The US enters a technical recession despite a strong labor market

by time news

BarcelonaThe US economy contracted between April and June by 0.9% compared to the same period in 2021 and by 0.2% compared to the previous quarter, according to official Commerce Department data released Thursday. That means the US economy has strung together two consecutive quarters of contraction, pushing the world’s leading power into a technical recession. However, the exceptional situation at the end of the pandemic and the high inflation means that this reduction in activity does not come accompanied by the usual signs of a crisis, but takes place in a context of low unemployment, creating jobs and expansion of many sectors.

The US economy since the start of the pandemic

Evolution of North American GDP. Index where 100 = fourth quarter of 2019

In the first quarter, the gross domestic product (GDP, the indicator that measures the economic activity of a territory) already fell by 0.4% compared to the previous quarter and by 1.6% compared to a year ago . The declines in activity during the first six months occur in the midst of price escalation, with an inflation rate at the highest levels in the last 40 years as a result of the increase in the price of energy and raw materials caused by the Russian invasion of Ukraine.

In Europe, as among financial analysts, a country is considered to technically enter a recession if it chains two consecutive quarters with declines in activity, as has happened in the US in the first two quarters of 2022. Now, in the United States the body that officially marks when there is a recession is the National Bureau of Economic Research (NBER) and, until now, it has never used this criterion. On the contrary, what the NBER does is to analyze a whole series of economic variables, among which there is the GDP, but also many others, such as job creation, unemployment, foreign trade data, family consumption or both business and public sector investment.

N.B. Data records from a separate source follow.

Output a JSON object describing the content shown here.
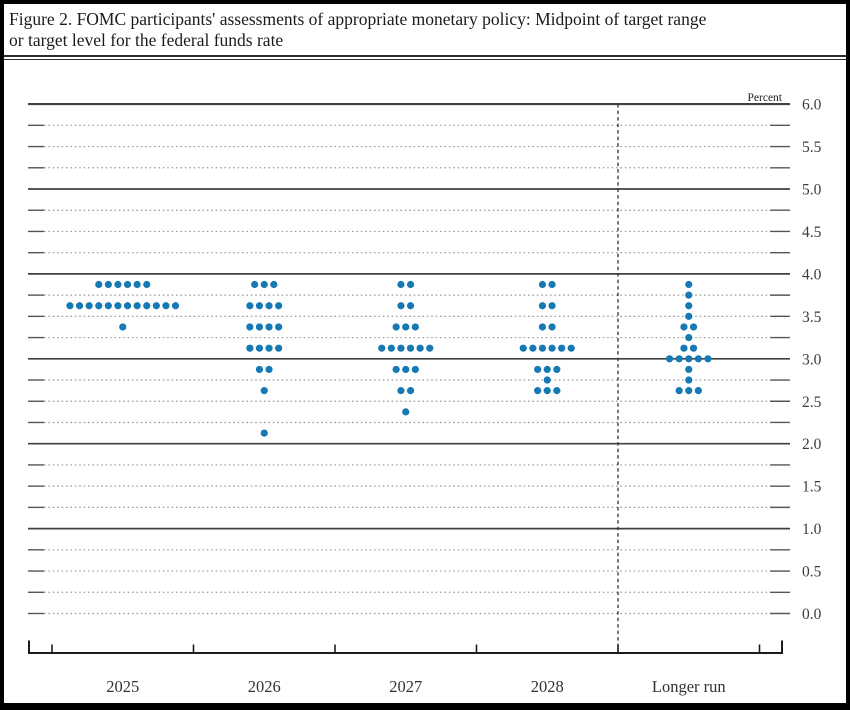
{
  "figure_title_line1": "Figure 2. FOMC participants' assessments of appropriate monetary policy: Midpoint of target range",
  "figure_title_line2": "or target level for the federal funds rate",
  "chart_data": {
    "type": "scatter",
    "subtype": "fomc-dot-plot",
    "title": "Figure 2. FOMC participants' assessments of appropriate monetary policy: Midpoint of target range or target level for the federal funds rate",
    "unit_label": "Percent",
    "xlabel": "",
    "ylabel": "Percent",
    "ylim": [
      0.0,
      6.0
    ],
    "y_tick_step": 0.5,
    "y_grid_step": 0.25,
    "y_tick_labels": [
      "6.0",
      "5.5",
      "5.0",
      "4.5",
      "4.0",
      "3.5",
      "3.0",
      "2.5",
      "2.0",
      "1.5",
      "1.0",
      "0.5",
      "0.0"
    ],
    "grid": "solid lines at integer percents 1-6, dotted lines at quarter-percent steps including 0.0",
    "legend_position": "none",
    "categories": [
      "2025",
      "2026",
      "2027",
      "2028",
      "Longer run"
    ],
    "separator_before_category": "Longer run",
    "series": [
      {
        "category": "2025",
        "dots": [
          {
            "rate": 3.875,
            "count": 6
          },
          {
            "rate": 3.625,
            "count": 12
          },
          {
            "rate": 3.375,
            "count": 1
          }
        ]
      },
      {
        "category": "2026",
        "dots": [
          {
            "rate": 3.875,
            "count": 3
          },
          {
            "rate": 3.625,
            "count": 4
          },
          {
            "rate": 3.375,
            "count": 4
          },
          {
            "rate": 3.125,
            "count": 4
          },
          {
            "rate": 2.875,
            "count": 2
          },
          {
            "rate": 2.625,
            "count": 1
          },
          {
            "rate": 2.125,
            "count": 1
          }
        ]
      },
      {
        "category": "2027",
        "dots": [
          {
            "rate": 3.875,
            "count": 2
          },
          {
            "rate": 3.625,
            "count": 2
          },
          {
            "rate": 3.375,
            "count": 3
          },
          {
            "rate": 3.125,
            "count": 6
          },
          {
            "rate": 2.875,
            "count": 3
          },
          {
            "rate": 2.625,
            "count": 2
          },
          {
            "rate": 2.375,
            "count": 1
          }
        ]
      },
      {
        "category": "2028",
        "dots": [
          {
            "rate": 3.875,
            "count": 2
          },
          {
            "rate": 3.625,
            "count": 2
          },
          {
            "rate": 3.375,
            "count": 2
          },
          {
            "rate": 3.125,
            "count": 6
          },
          {
            "rate": 2.875,
            "count": 3
          },
          {
            "rate": 2.75,
            "count": 1
          },
          {
            "rate": 2.625,
            "count": 3
          }
        ]
      },
      {
        "category": "Longer run",
        "dots": [
          {
            "rate": 3.875,
            "count": 1
          },
          {
            "rate": 3.75,
            "count": 1
          },
          {
            "rate": 3.625,
            "count": 1
          },
          {
            "rate": 3.5,
            "count": 1
          },
          {
            "rate": 3.375,
            "count": 2
          },
          {
            "rate": 3.25,
            "count": 1
          },
          {
            "rate": 3.125,
            "count": 2
          },
          {
            "rate": 3.0,
            "count": 5
          },
          {
            "rate": 2.875,
            "count": 1
          },
          {
            "rate": 2.75,
            "count": 1
          },
          {
            "rate": 2.625,
            "count": 3
          }
        ]
      }
    ],
    "colors": {
      "dot": "#1679b4",
      "solid_grid": "#404040",
      "dotted_grid": "#9b9b9b",
      "axis": "#1c1c1c",
      "text": "#3c3c3c"
    }
  }
}
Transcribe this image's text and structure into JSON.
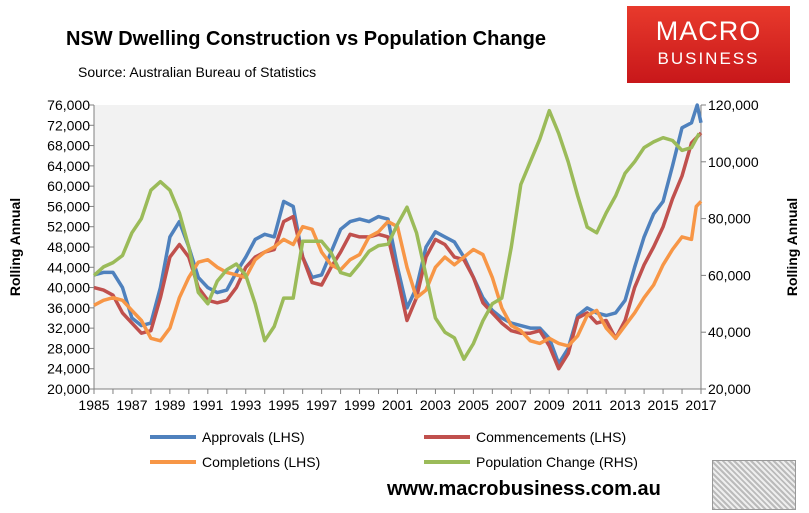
{
  "chart_data": {
    "type": "line",
    "title": "NSW Dwelling Construction vs Population Change",
    "subtitle": "Source: Australian Bureau of Statistics",
    "ylabel": "Rolling Annual",
    "y2label": "Rolling Annual",
    "ylim": [
      20000,
      76000
    ],
    "y2lim": [
      20000,
      120000
    ],
    "xlim": [
      1985,
      2017
    ],
    "yticks": [
      "20,000",
      "24,000",
      "28,000",
      "32,000",
      "36,000",
      "40,000",
      "44,000",
      "48,000",
      "52,000",
      "56,000",
      "60,000",
      "64,000",
      "68,000",
      "72,000",
      "76,000"
    ],
    "y2ticks": [
      "20,000",
      "40,000",
      "60,000",
      "80,000",
      "100,000",
      "120,000"
    ],
    "xticks": [
      "1985",
      "1987",
      "1989",
      "1991",
      "1993",
      "1995",
      "1997",
      "1999",
      "2001",
      "2003",
      "2005",
      "2007",
      "2009",
      "2011",
      "2013",
      "2015",
      "2017"
    ],
    "grid": false,
    "legend": "bottom",
    "series": [
      {
        "name": "Approvals (LHS)",
        "axis": "left",
        "color": "#4f81bd",
        "x": [
          1985,
          1985.5,
          1986,
          1986.5,
          1987,
          1987.5,
          1988,
          1988.5,
          1989,
          1989.5,
          1990,
          1990.5,
          1991,
          1991.5,
          1992,
          1992.5,
          1993,
          1993.5,
          1994,
          1994.5,
          1995,
          1995.5,
          1996,
          1996.5,
          1997,
          1997.5,
          1998,
          1998.5,
          1999,
          1999.5,
          2000,
          2000.5,
          2001,
          2001.5,
          2002,
          2002.5,
          2003,
          2003.5,
          2004,
          2004.5,
          2005,
          2005.5,
          2006,
          2006.5,
          2007,
          2007.5,
          2008,
          2008.5,
          2009,
          2009.5,
          2010,
          2010.5,
          2011,
          2011.5,
          2012,
          2012.5,
          2013,
          2013.5,
          2014,
          2014.5,
          2015,
          2015.5,
          2016,
          2016.5,
          2016.8,
          2017
        ],
        "values": [
          42500,
          43000,
          43000,
          40000,
          34000,
          32500,
          33000,
          40000,
          50000,
          53000,
          48000,
          42000,
          40000,
          39000,
          39500,
          43000,
          46000,
          49500,
          50500,
          50000,
          57000,
          56000,
          46000,
          42000,
          42500,
          47000,
          51500,
          53000,
          53500,
          53000,
          54000,
          53500,
          44000,
          36000,
          40000,
          48000,
          51000,
          50000,
          49000,
          46000,
          42000,
          38000,
          35500,
          34000,
          33000,
          32500,
          32000,
          32000,
          30000,
          25000,
          28000,
          34500,
          36000,
          35000,
          34500,
          35000,
          37500,
          44000,
          50000,
          54500,
          57000,
          64000,
          71500,
          72500,
          76000,
          72500
        ]
      },
      {
        "name": "Commencements (LHS)",
        "axis": "left",
        "color": "#c0504d",
        "x": [
          1985,
          1985.5,
          1986,
          1986.5,
          1987,
          1987.5,
          1988,
          1988.5,
          1989,
          1989.5,
          1990,
          1990.5,
          1991,
          1991.5,
          1992,
          1992.5,
          1993,
          1993.5,
          1994,
          1994.5,
          1995,
          1995.5,
          1996,
          1996.5,
          1997,
          1997.5,
          1998,
          1998.5,
          1999,
          1999.5,
          2000,
          2000.5,
          2001,
          2001.5,
          2002,
          2002.5,
          2003,
          2003.5,
          2004,
          2004.5,
          2005,
          2005.5,
          2006,
          2006.5,
          2007,
          2007.5,
          2008,
          2008.5,
          2009,
          2009.5,
          2010,
          2010.5,
          2011,
          2011.5,
          2012,
          2012.5,
          2013,
          2013.5,
          2014,
          2014.5,
          2015,
          2015.5,
          2016,
          2016.5,
          2017
        ],
        "values": [
          40000,
          39500,
          38500,
          35000,
          33000,
          31000,
          31500,
          38000,
          46000,
          48500,
          46000,
          40000,
          37500,
          37000,
          37500,
          40000,
          44000,
          46000,
          47000,
          47500,
          53000,
          54000,
          46000,
          41000,
          40500,
          44000,
          47000,
          50500,
          50000,
          50000,
          50500,
          50000,
          42000,
          33500,
          38000,
          46000,
          49500,
          48500,
          46000,
          45500,
          42000,
          37000,
          35000,
          33000,
          31500,
          31000,
          31000,
          31500,
          28500,
          24000,
          27000,
          34000,
          35000,
          33000,
          33500,
          30000,
          33500,
          40000,
          44500,
          48000,
          52000,
          57500,
          62000,
          68500,
          70500
        ]
      },
      {
        "name": "Completions (LHS)",
        "axis": "left",
        "color": "#f79646",
        "x": [
          1985,
          1985.5,
          1986,
          1986.5,
          1987,
          1987.5,
          1988,
          1988.5,
          1989,
          1989.5,
          1990,
          1990.5,
          1991,
          1991.5,
          1992,
          1992.5,
          1993,
          1993.5,
          1994,
          1994.5,
          1995,
          1995.5,
          1996,
          1996.5,
          1997,
          1997.5,
          1998,
          1998.5,
          1999,
          1999.5,
          2000,
          2000.5,
          2001,
          2001.5,
          2002,
          2002.5,
          2003,
          2003.5,
          2004,
          2004.5,
          2005,
          2005.5,
          2006,
          2006.5,
          2007,
          2007.5,
          2008,
          2008.5,
          2009,
          2009.5,
          2010,
          2010.5,
          2011,
          2011.5,
          2012,
          2012.5,
          2013,
          2013.5,
          2014,
          2014.5,
          2015,
          2015.5,
          2016,
          2016.5,
          2016.75,
          2017
        ],
        "values": [
          36500,
          37500,
          38000,
          37500,
          35500,
          33500,
          30000,
          29500,
          32000,
          38000,
          42000,
          45000,
          45500,
          44000,
          43000,
          42500,
          42000,
          45500,
          47000,
          48000,
          49500,
          48500,
          52000,
          51500,
          47000,
          44500,
          43500,
          45500,
          46500,
          50000,
          51000,
          53000,
          52000,
          44000,
          38000,
          39500,
          44000,
          46000,
          44500,
          46000,
          47500,
          46500,
          42000,
          36000,
          32500,
          31500,
          29500,
          29000,
          30000,
          29000,
          28500,
          30500,
          34500,
          35500,
          32000,
          30000,
          32500,
          35000,
          38000,
          40500,
          44500,
          47500,
          50000,
          49500,
          56000,
          57000
        ]
      },
      {
        "name": "Population Change (RHS)",
        "axis": "right",
        "color": "#9bbb59",
        "x": [
          1985,
          1985.5,
          1986,
          1986.5,
          1987,
          1987.5,
          1988,
          1988.5,
          1989,
          1989.5,
          1990,
          1990.5,
          1991,
          1991.5,
          1992,
          1992.5,
          1993,
          1993.5,
          1994,
          1994.5,
          1995,
          1995.5,
          1996,
          1996.5,
          1997,
          1997.5,
          1998,
          1998.5,
          1999,
          1999.5,
          2000,
          2000.5,
          2001,
          2001.5,
          2002,
          2002.5,
          2003,
          2003.5,
          2004,
          2004.5,
          2005,
          2005.5,
          2006,
          2006.5,
          2007,
          2007.5,
          2008,
          2008.5,
          2009,
          2009.5,
          2010,
          2010.5,
          2011,
          2011.5,
          2012,
          2012.5,
          2013,
          2013.5,
          2014,
          2014.5,
          2015,
          2015.5,
          2016,
          2016.5,
          2016.9
        ],
        "values": [
          60000,
          63000,
          64500,
          67000,
          75000,
          80000,
          90000,
          93000,
          90000,
          82000,
          70000,
          54000,
          50000,
          58000,
          62000,
          64000,
          60000,
          50000,
          37000,
          42000,
          52000,
          52000,
          72000,
          72000,
          72000,
          68000,
          61000,
          60000,
          64000,
          68500,
          70500,
          71000,
          78000,
          84000,
          75000,
          60000,
          45000,
          40000,
          38000,
          30500,
          36000,
          44000,
          50000,
          52000,
          70000,
          92000,
          100000,
          108000,
          118000,
          110000,
          100000,
          88000,
          77000,
          75000,
          82000,
          88000,
          96000,
          100000,
          105000,
          107000,
          108500,
          107500,
          104000,
          105000,
          110000
        ]
      }
    ]
  },
  "logo": {
    "line1": "MACRO",
    "line2": "BUSINESS"
  },
  "website": "www.macrobusiness.com.au"
}
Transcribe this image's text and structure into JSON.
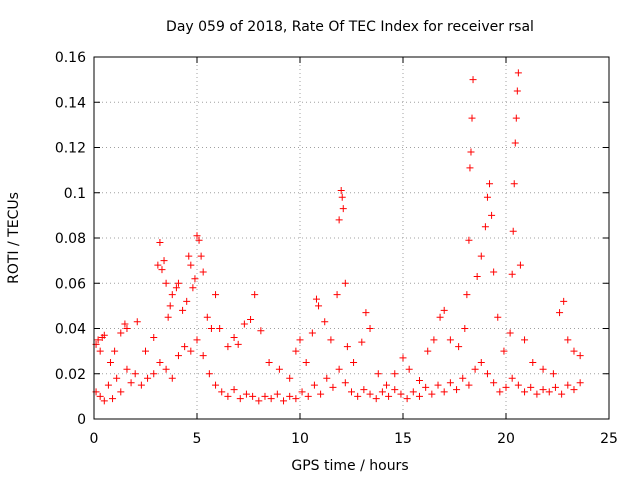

All the recessions marked by the NBER have had two or more consecutive quarters of decline, but it is also true that all have equally been periods of job destruction and increases in unemployment, which is not fulfilled this 2022. In fact, it happens quite the opposite: in the first half of the year, the US labor market has created an average of more than 456,000 new jobs each month, and throughout this time the unemployment rate has remained stable around 4%, one of the lowest recorded in the entire history of the country.

Strong job market

In this sense, the country’s authorities deny that the economy is in recession. “We will not be in recession,” declared Monday the president of the USA, Joe Biden, an idea that was reiterated on Thursday by the president of the Federal Reserve – the American central bank -, Jerome Powell. “I don’t think the US is in a recession right now and the reason is that there are too many areas of the economy that are doing too well,” Powell said.

Among these data, according to the president of the Federal Reserve, is the labor market. Just this Thursday the US Department of Labor has published positive figures on unemployment benefits. In the week of July 23, the number of claims fell by 5,000 to 256,000 claims for benefits, slightly higher than economists had forecast, according to Reuters, but still below the range of 270,000 to 350,000 which warns of an increase in unemployment.

Consumer spending – one of the most important indicators, as it accounts for more than two-thirds of US GDP – rose 1% year-on-year, but slowed by eight tenths compared to the rate in the first quarter. This cooling of consumption had an impact on business spending, which fell due to the decision of the retail trade sector not to accumulate more stocks in the face of possible falls in sales. In addition, difficulties in sectors such as automotive due to supply problems and logistical bottlenecks also reduced business activity.

The danger of a decline in activity marked Powell’s press conference on Thursday, when he announced the fourth increase in interest rates this year, which is aimed at cooling the prices of consumer goods and services , but which can also damage growth because it makes borrowing more expensive. It is precisely the housing investment of families that fell due to the reduction in the number of mortgages, less affordable than a few months ago due to the higher interest rates.

Public administration expenditure also fell, which a year ago was still high as a result of aggressive fiscal incentives in the form of direct aid to families and companies to deal with the pandemic. The United States emerged in 2020 from the crisis caused by the confinements much faster than in Europe, where governments allocated less money to subsidies for the real economy.